On a affaire à de pures pulsions que les divers types d’images (argentiques fixes, mobiles ; vidéographiques) orientent vers la destruction du groupe sans solution et sans message. Cinéastes et techniciens sont également acteurs du film : une affaire de famille, tout compte fait. C’est également une “machine célibataire” quant à l’intrigue, car la découverte d’un “engin non conforme” au mode de vie tourmenté des hôtes du bunker ( le compteur) s’avère inoffensif, car les cinq 9 entrevus lors de la détection de l’engin reviennent après qu’on ait dépassé le zéro. Et il ne s’est rien passé, le bunker n’a pas explosé, mais cette intrusion a provoqué une inquiétude irraisonnée qui a conduit à la torture des opposants supposés de l’intérieur et une sortie hors de l’habitacle à la recherche d’autres ennemis. Cette saillie en extérieur très destructrice rappelle Alien de Ridley Scott (1979), car on ne sait pas si on est sur terre ou non. Le bunker est-il un vaisseau spatial échoué ?
Ce film, qu’on pourrait qualifier de cyberpunk (deux ans avant l’invention du terme), reflète de manière décalée un certain état de la contre-culture française, alors peu prisée à l’international au bénéfice de sa grande-cousine étasunienne, et ceci dès les années 1950. La référence première du film semble être le matriciel court métrage de Chris Marker La jetée (1962), œuvre dans laquelle, hors des échappées mentales du personnage central, tout se déroulait dans un lieu clos et malsain, avec tortionnaires et victime.
Il n’y a pas chez Caro et Jeunet de dépassement métaphysique ou philosophique comme chez leur aîné.
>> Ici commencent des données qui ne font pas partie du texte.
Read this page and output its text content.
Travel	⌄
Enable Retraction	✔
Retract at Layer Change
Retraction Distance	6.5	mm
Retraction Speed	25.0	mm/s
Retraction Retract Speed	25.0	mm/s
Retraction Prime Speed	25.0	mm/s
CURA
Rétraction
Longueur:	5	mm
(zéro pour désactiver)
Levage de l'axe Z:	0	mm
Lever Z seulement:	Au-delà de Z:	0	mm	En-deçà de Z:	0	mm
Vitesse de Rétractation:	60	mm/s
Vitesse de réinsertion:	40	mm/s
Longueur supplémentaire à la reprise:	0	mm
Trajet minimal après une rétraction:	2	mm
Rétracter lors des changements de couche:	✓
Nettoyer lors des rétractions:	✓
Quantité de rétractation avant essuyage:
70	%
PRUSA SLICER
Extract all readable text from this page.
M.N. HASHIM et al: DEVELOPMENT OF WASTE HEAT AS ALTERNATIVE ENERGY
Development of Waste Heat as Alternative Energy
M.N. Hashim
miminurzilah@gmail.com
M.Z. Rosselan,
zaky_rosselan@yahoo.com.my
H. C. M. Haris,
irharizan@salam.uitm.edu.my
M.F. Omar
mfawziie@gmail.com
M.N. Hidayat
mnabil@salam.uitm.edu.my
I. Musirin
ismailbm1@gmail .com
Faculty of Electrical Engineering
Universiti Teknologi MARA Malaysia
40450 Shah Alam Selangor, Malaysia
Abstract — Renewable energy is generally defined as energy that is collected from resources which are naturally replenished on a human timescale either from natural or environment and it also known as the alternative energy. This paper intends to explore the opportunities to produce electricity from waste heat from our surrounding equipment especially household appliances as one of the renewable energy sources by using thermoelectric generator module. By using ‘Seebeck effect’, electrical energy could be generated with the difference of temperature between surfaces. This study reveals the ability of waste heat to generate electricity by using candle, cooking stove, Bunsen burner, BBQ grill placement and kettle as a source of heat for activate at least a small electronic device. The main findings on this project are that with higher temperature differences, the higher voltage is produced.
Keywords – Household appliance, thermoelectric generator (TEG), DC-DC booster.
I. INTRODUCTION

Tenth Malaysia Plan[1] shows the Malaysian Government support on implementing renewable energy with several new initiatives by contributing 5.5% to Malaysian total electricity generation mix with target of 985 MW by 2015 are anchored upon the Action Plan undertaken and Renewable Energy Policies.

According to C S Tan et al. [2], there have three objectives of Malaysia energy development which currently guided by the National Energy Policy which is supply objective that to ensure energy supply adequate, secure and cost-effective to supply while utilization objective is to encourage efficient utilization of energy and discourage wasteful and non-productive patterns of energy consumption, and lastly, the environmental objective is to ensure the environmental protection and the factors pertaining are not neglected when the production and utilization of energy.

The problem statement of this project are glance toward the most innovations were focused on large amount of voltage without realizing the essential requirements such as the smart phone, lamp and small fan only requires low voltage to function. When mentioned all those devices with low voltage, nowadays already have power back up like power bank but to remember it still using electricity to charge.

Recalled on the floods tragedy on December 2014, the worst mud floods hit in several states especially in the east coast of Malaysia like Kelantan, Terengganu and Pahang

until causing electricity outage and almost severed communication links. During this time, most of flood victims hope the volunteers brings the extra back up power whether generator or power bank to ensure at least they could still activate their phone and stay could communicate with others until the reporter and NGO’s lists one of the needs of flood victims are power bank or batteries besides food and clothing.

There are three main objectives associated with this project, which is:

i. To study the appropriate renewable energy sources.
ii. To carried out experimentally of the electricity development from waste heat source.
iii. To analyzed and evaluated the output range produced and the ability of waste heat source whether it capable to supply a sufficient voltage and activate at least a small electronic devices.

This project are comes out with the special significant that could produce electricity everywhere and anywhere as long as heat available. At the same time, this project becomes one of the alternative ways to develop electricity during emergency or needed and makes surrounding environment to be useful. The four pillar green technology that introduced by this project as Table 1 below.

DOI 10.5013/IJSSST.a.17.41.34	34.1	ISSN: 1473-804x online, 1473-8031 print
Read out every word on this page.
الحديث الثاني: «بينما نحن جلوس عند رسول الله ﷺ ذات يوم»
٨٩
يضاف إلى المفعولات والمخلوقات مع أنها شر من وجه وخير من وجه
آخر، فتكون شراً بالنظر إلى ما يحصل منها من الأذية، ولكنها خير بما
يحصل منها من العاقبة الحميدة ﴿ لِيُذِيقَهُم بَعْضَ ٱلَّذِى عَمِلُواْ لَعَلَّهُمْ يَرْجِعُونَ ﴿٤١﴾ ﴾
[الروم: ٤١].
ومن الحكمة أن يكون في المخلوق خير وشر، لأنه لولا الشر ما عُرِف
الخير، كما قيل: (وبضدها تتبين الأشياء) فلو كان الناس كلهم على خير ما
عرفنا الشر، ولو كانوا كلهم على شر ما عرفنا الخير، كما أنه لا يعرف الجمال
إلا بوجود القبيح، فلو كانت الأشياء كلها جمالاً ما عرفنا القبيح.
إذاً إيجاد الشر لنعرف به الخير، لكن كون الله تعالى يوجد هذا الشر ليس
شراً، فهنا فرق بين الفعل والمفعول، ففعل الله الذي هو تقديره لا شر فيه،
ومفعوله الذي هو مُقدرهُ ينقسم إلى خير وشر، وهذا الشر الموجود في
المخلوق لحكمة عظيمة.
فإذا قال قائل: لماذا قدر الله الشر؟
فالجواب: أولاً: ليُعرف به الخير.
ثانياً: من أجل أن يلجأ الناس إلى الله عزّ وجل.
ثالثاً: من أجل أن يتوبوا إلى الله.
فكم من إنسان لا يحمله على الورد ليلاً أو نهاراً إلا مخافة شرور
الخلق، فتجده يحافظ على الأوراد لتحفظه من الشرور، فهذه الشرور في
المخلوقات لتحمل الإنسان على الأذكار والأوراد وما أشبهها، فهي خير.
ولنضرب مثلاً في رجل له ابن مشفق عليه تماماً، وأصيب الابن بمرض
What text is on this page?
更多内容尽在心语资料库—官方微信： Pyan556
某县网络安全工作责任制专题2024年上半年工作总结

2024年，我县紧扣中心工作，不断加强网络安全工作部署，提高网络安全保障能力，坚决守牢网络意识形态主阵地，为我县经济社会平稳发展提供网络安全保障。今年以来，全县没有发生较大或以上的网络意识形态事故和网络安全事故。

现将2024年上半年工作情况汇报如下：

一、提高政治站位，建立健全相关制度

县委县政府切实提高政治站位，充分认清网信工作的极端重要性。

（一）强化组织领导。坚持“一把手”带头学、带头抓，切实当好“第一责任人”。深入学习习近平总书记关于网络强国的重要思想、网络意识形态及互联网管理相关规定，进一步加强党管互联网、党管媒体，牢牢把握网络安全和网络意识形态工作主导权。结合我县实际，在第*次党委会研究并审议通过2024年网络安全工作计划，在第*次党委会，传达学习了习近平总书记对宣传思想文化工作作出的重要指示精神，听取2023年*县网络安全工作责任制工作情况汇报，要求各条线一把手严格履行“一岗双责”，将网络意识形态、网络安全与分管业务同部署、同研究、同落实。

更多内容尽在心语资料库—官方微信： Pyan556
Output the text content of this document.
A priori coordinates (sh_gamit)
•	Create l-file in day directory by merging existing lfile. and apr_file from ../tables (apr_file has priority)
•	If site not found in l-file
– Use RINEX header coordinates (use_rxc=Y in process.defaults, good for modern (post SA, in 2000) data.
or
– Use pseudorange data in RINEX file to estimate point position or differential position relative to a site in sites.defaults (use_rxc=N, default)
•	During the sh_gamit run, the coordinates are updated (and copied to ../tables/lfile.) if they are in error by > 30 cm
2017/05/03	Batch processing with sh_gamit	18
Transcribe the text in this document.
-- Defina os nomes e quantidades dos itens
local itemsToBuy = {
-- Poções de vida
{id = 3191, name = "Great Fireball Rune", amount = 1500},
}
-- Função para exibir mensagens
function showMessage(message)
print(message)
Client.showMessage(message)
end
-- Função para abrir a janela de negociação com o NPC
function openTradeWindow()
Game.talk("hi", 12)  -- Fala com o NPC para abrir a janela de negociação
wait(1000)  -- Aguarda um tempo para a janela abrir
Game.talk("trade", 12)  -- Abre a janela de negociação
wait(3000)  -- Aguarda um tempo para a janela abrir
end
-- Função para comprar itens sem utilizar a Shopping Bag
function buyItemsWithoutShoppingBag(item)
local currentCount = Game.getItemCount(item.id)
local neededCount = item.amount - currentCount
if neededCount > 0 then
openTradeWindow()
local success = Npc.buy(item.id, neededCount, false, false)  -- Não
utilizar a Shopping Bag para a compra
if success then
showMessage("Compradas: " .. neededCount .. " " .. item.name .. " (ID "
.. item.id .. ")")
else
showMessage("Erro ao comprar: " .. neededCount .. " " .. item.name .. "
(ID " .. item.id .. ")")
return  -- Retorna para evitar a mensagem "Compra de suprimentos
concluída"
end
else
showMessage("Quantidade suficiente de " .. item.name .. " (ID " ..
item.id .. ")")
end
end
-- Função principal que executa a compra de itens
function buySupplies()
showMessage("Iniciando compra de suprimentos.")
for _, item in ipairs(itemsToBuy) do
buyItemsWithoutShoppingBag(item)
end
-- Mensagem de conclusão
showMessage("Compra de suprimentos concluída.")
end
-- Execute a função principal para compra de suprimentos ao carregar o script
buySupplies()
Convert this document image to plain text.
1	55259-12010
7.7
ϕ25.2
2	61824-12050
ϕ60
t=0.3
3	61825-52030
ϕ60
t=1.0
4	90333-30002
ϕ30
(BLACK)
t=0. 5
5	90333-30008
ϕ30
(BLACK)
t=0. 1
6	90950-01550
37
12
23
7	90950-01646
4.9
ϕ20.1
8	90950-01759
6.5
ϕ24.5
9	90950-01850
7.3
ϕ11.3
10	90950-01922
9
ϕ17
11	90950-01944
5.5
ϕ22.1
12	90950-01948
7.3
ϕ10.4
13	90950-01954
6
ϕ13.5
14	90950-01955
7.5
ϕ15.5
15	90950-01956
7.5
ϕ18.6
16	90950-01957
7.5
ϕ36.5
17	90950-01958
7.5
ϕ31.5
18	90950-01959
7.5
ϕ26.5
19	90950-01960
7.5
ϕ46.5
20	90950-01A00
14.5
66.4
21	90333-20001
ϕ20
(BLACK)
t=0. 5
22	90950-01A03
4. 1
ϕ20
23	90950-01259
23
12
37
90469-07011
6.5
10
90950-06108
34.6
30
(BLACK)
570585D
Cette dystopie est, quoique pionnière, caractéristique d’un cinéma de révolte désordonnée post-punk telle qu’elle apparaîtra, entre autres, dans L’histoire des divisions Morituri de F. J. Ossang (1984) ou À l’ombre de la canaille bleue de Pierre Clémenti (1985).
Raphaël Bassan
1. La notion de machine célibataire a été impulsée par Marcel Duchamp dans le sillon des propositions littéraires de Raymond Roussel.
France, 1982, 26 minutes.
Réalisation : Marc Caro et Jean-Pierre Jeunet. Scénario : Gilles Adrien, Marc Caro et Jean-Pierre Jeunet. Image : Bruno Delbonnel. Montage : Jean-Pierre Jeunet. Musique originale : Parazite. Interprétation : Jean-Marie de Busscher, Marc Caro, Jean-Pierre Jeunet, Gilles Adrien et Thierry Fournier. Production : Zootrope.